As Kingston and  Elmbridge’s finest prepare for the biggest fortnight of their lives, an Olympic legend has warned being the world’s best is all about preparation.
 

Fifteen athletes from the two boroughs will be part of the biggest and best prepared  Team  GB  squad  to compete at an Olymics when the London Games officially opens in Stratford tonight.
 

American swimming star Mark Spitz famously won seven gold medals at the 1972 Olympics in Munich and to achieve that feat he started training for the specific Olympic programme in Germany two years in advance.
 

Six months before the defining moment of the 62-year-old’s career, life was continuing as part of a plan hatched in 1970.
 

Spitz, who helped former 400m hurdles ace Ed Moses start the Bushy Park parkrun earlier this year ahead of February’s Laureus World Sports Awards in London, reckoned it was his attention to detail that made all the difference.
 

“Six months out, I was working out and training really hard and just trying to keep my focus,” he said.
 

“I didn’t have to sweat too much to make the Olympics.  I was pretty fast, I was a world record holder and the US Olympic trials were really just going to be a warm-up.  I was lucky it workd out that way.
 

“I had practised the Olympic programme two years earlier.  I did the same events on the same days as they would be in Munich so I had experience of it.
 

“So I did the four individual events at the trials and I felt like I was on track, swimming really well, and was just taking each day at a time.”
 

Spitz’s efforts have gone down in Olympic folklore and while you would imagine his seventh gold was the most satisfying, it wasn’t for the reasons you might expect.
 

“All seven medals  were satisfying.
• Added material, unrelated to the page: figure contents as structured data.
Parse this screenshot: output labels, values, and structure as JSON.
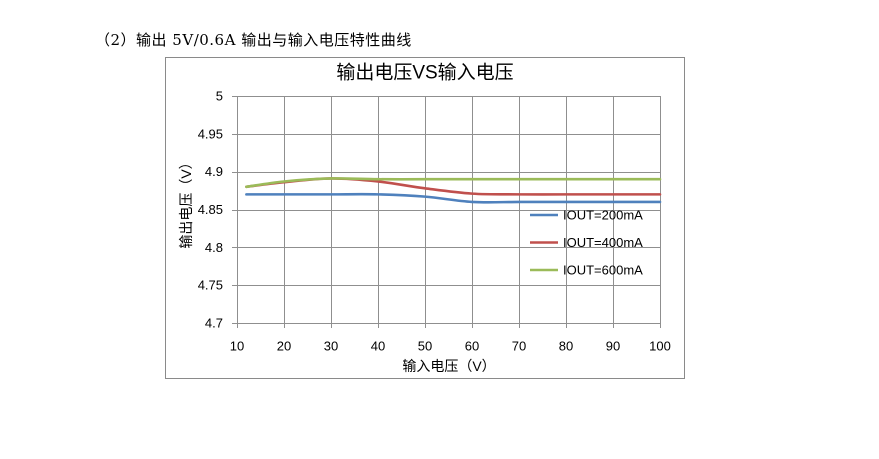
{
  "document": {
    "caption": "（2）输出 5V/0.6A 输出与输入电压特性曲线"
  },
  "chart_data": {
    "type": "line",
    "title": "输出电压VS输入电压",
    "xlabel": "输入电压（V）",
    "ylabel": "输出电压（V）",
    "xlim": [
      10,
      100
    ],
    "ylim": [
      4.7,
      5
    ],
    "xticks": [
      "10",
      "20",
      "30",
      "40",
      "50",
      "60",
      "70",
      "80",
      "90",
      "100"
    ],
    "yticks": [
      "5",
      "4.95",
      "4.9",
      "4.85",
      "4.8",
      "4.75",
      "4.7"
    ],
    "grid": true,
    "smooth": true,
    "legend_position": "inside-right",
    "x": [
      12,
      20,
      30,
      40,
      50,
      60,
      70,
      80,
      90,
      100
    ],
    "series": [
      {
        "name": "IOUT=200mA",
        "color": "#4F81BD",
        "values": [
          4.87,
          4.87,
          4.87,
          4.87,
          4.867,
          4.86,
          4.86,
          4.86,
          4.86,
          4.86
        ]
      },
      {
        "name": "IOUT=400mA",
        "color": "#C0504D",
        "values": [
          4.88,
          4.886,
          4.891,
          4.887,
          4.878,
          4.871,
          4.87,
          4.87,
          4.87,
          4.87
        ]
      },
      {
        "name": "IOUT=600mA",
        "color": "#9BBB59",
        "values": [
          4.88,
          4.887,
          4.891,
          4.89,
          4.89,
          4.89,
          4.89,
          4.89,
          4.89,
          4.89
        ]
      }
    ]
  }
}
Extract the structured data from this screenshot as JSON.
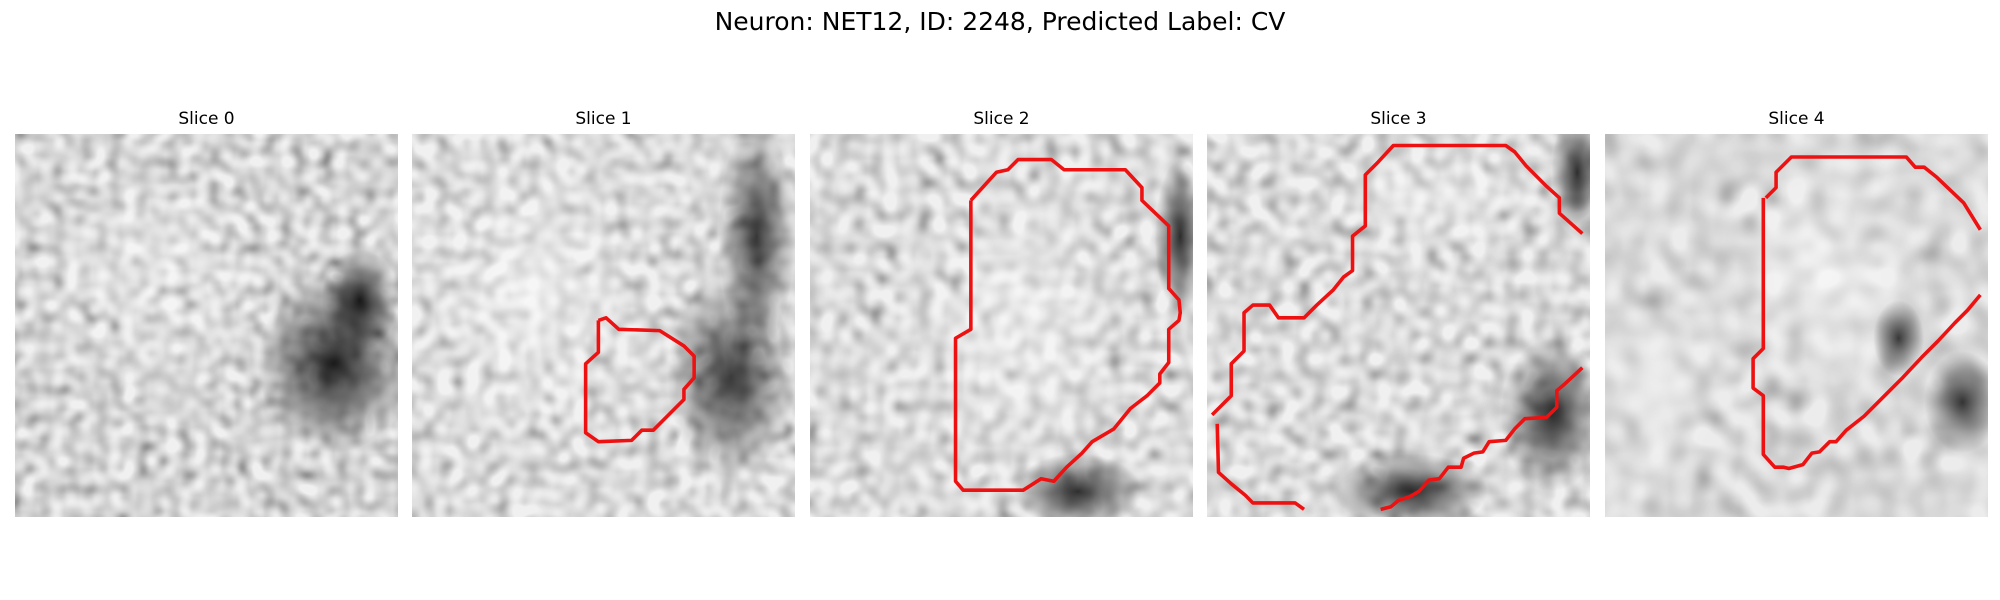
{
  "figure": {
    "title": "Neuron: NET12, ID: 2248, Predicted Label: CV",
    "contour_color": "#ee1111",
    "colormap": "grayscale",
    "slices": [
      {
        "label": "Slice 0",
        "has_contour": false
      },
      {
        "label": "Slice 1",
        "has_contour": true
      },
      {
        "label": "Slice 2",
        "has_contour": true
      },
      {
        "label": "Slice 3",
        "has_contour": true
      },
      {
        "label": "Slice 4",
        "has_contour": true
      }
    ]
  }
}
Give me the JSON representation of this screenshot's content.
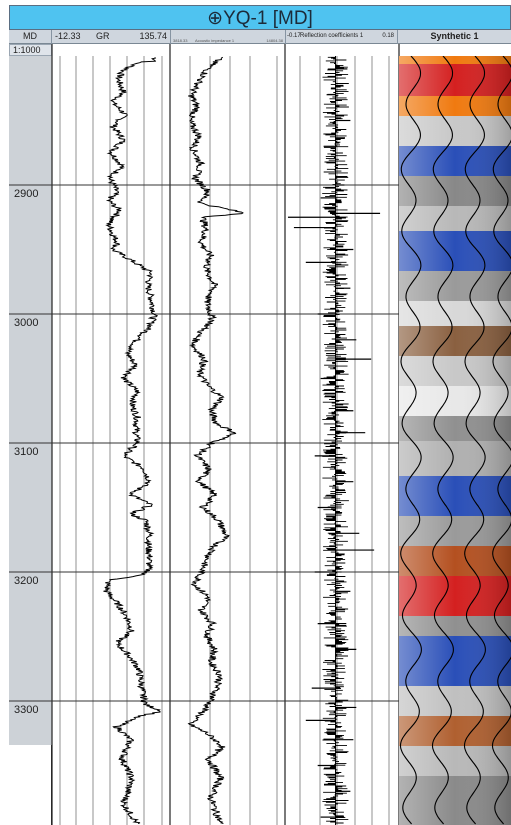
{
  "title": "⊕YQ-1 [MD]",
  "header": {
    "md": "MD",
    "gr_min": "-12.33",
    "gr_name": "GR",
    "gr_max": "135.74",
    "ai_min": "3818.33",
    "ai_name": "Acoustic impedance 1",
    "ai_max": "14804.38",
    "rc_min": "-0.17",
    "rc_name": "Reflection coefficients 1",
    "rc_max": "0.18",
    "synthetic": "Synthetic 1"
  },
  "scale": "1:1000",
  "chart_data": {
    "type": "line",
    "y_axis": {
      "label": "MD",
      "ylim": [
        2800,
        3395
      ],
      "ticks": [
        2900,
        3000,
        3100,
        3200,
        3300
      ],
      "reversed": true
    },
    "depth_labels": [
      "2900",
      "3000",
      "3100",
      "3200",
      "3300"
    ],
    "series": [
      {
        "name": "GR",
        "xlim": [
          -12.33,
          135.74
        ],
        "points": [
          [
            2800,
            125
          ],
          [
            2804,
            126
          ],
          [
            2805,
            100
          ],
          [
            2812,
            78
          ],
          [
            2818,
            72
          ],
          [
            2828,
            80
          ],
          [
            2836,
            64
          ],
          [
            2845,
            82
          ],
          [
            2855,
            65
          ],
          [
            2865,
            80
          ],
          [
            2875,
            62
          ],
          [
            2885,
            78
          ],
          [
            2895,
            60
          ],
          [
            2905,
            70
          ],
          [
            2912,
            58
          ],
          [
            2920,
            75
          ],
          [
            2930,
            58
          ],
          [
            2940,
            66
          ],
          [
            2945,
            72
          ],
          [
            2950,
            64
          ],
          [
            2958,
            90
          ],
          [
            2968,
            120
          ],
          [
            2978,
            115
          ],
          [
            2988,
            120
          ],
          [
            3000,
            125
          ],
          [
            3010,
            118
          ],
          [
            3020,
            100
          ],
          [
            3030,
            85
          ],
          [
            3040,
            98
          ],
          [
            3050,
            80
          ],
          [
            3060,
            100
          ],
          [
            3070,
            92
          ],
          [
            3080,
            100
          ],
          [
            3090,
            98
          ],
          [
            3100,
            100
          ],
          [
            3110,
            80
          ],
          [
            3120,
            110
          ],
          [
            3130,
            118
          ],
          [
            3140,
            90
          ],
          [
            3148,
            120
          ],
          [
            3155,
            90
          ],
          [
            3160,
            112
          ],
          [
            3170,
            118
          ],
          [
            3180,
            116
          ],
          [
            3190,
            118
          ],
          [
            3200,
            115
          ],
          [
            3204,
            95
          ],
          [
            3206,
            58
          ],
          [
            3215,
            55
          ],
          [
            3225,
            72
          ],
          [
            3235,
            85
          ],
          [
            3245,
            92
          ],
          [
            3255,
            70
          ],
          [
            3265,
            88
          ],
          [
            3275,
            102
          ],
          [
            3285,
            105
          ],
          [
            3295,
            108
          ],
          [
            3303,
            112
          ],
          [
            3308,
            138
          ],
          [
            3312,
            100
          ],
          [
            3320,
            70
          ],
          [
            3330,
            90
          ],
          [
            3345,
            78
          ],
          [
            3360,
            92
          ],
          [
            3380,
            80
          ],
          [
            3395,
            100
          ]
        ]
      },
      {
        "name": "Acoustic impedance 1",
        "xlim": [
          3818.33,
          14804.38
        ],
        "points": [
          [
            2800,
            9200
          ],
          [
            2806,
            8200
          ],
          [
            2812,
            7500
          ],
          [
            2820,
            6800
          ],
          [
            2830,
            6000
          ],
          [
            2840,
            6600
          ],
          [
            2850,
            5800
          ],
          [
            2862,
            6800
          ],
          [
            2872,
            6200
          ],
          [
            2884,
            7000
          ],
          [
            2895,
            6400
          ],
          [
            2905,
            7800
          ],
          [
            2914,
            6900
          ],
          [
            2922,
            11600
          ],
          [
            2925,
            7200
          ],
          [
            2935,
            7500
          ],
          [
            2945,
            7000
          ],
          [
            2955,
            8000
          ],
          [
            2965,
            7500
          ],
          [
            2978,
            8400
          ],
          [
            2990,
            7600
          ],
          [
            3005,
            8200
          ],
          [
            3015,
            6800
          ],
          [
            3025,
            6200
          ],
          [
            3035,
            7400
          ],
          [
            3045,
            6800
          ],
          [
            3055,
            7600
          ],
          [
            3065,
            9200
          ],
          [
            3075,
            8000
          ],
          [
            3085,
            8600
          ],
          [
            3092,
            10500
          ],
          [
            3100,
            8200
          ],
          [
            3110,
            6600
          ],
          [
            3120,
            7800
          ],
          [
            3130,
            6800
          ],
          [
            3140,
            8400
          ],
          [
            3150,
            7200
          ],
          [
            3160,
            8800
          ],
          [
            3172,
            9600
          ],
          [
            3180,
            8400
          ],
          [
            3190,
            7600
          ],
          [
            3200,
            7000
          ],
          [
            3210,
            6400
          ],
          [
            3220,
            7800
          ],
          [
            3230,
            7000
          ],
          [
            3240,
            8200
          ],
          [
            3250,
            7600
          ],
          [
            3260,
            8400
          ],
          [
            3270,
            8000
          ],
          [
            3280,
            9000
          ],
          [
            3290,
            8600
          ],
          [
            3300,
            8000
          ],
          [
            3310,
            7000
          ],
          [
            3318,
            5800
          ],
          [
            3325,
            7600
          ],
          [
            3335,
            9200
          ],
          [
            3345,
            7800
          ],
          [
            3360,
            9000
          ],
          [
            3375,
            8000
          ],
          [
            3395,
            9000
          ]
        ]
      },
      {
        "name": "Reflection coefficients 1",
        "xlim": [
          -0.17,
          0.18
        ],
        "points": [
          [
            2810,
            0.04
          ],
          [
            2830,
            -0.03
          ],
          [
            2850,
            0.05
          ],
          [
            2870,
            -0.04
          ],
          [
            2900,
            0.03
          ],
          [
            2910,
            -0.05
          ],
          [
            2922,
            0.15
          ],
          [
            2925,
            -0.16
          ],
          [
            2933,
            -0.14
          ],
          [
            2950,
            0.06
          ],
          [
            2960,
            -0.1
          ],
          [
            2980,
            0.05
          ],
          [
            3000,
            -0.06
          ],
          [
            3020,
            0.07
          ],
          [
            3035,
            0.12
          ],
          [
            3050,
            -0.05
          ],
          [
            3075,
            0.06
          ],
          [
            3092,
            0.1
          ],
          [
            3110,
            -0.07
          ],
          [
            3130,
            0.06
          ],
          [
            3150,
            -0.06
          ],
          [
            3170,
            0.08
          ],
          [
            3183,
            0.13
          ],
          [
            3200,
            -0.07
          ],
          [
            3215,
            0.05
          ],
          [
            3240,
            -0.06
          ],
          [
            3260,
            0.07
          ],
          [
            3290,
            -0.08
          ],
          [
            3305,
            0.07
          ],
          [
            3315,
            -0.1
          ],
          [
            3330,
            0.06
          ],
          [
            3350,
            -0.06
          ],
          [
            3370,
            0.05
          ],
          [
            3390,
            -0.05
          ]
        ]
      }
    ],
    "grid": true
  },
  "colors": {
    "title_bg": "#4fc3f0",
    "trace": "#000000",
    "grid": "#555555",
    "seis_red": "#d42020",
    "seis_blue": "#2a4fb8",
    "seis_orange": "#f07a10"
  }
}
The first event – the 200m butterfly – I had finished dead last in the last Olympics and I was then the world record holder,” he said.
 

“By winning that first up I proved I was really prepared. The 100m freestyle, the last event, was very important.  It is like the 100m sprint in track and field.
 

“There are 15 events, but if I didn’t win that I wouldn’t have been recognised as the fastest swimmer in the world.
 

“Those two gold medals were the standout events for me.”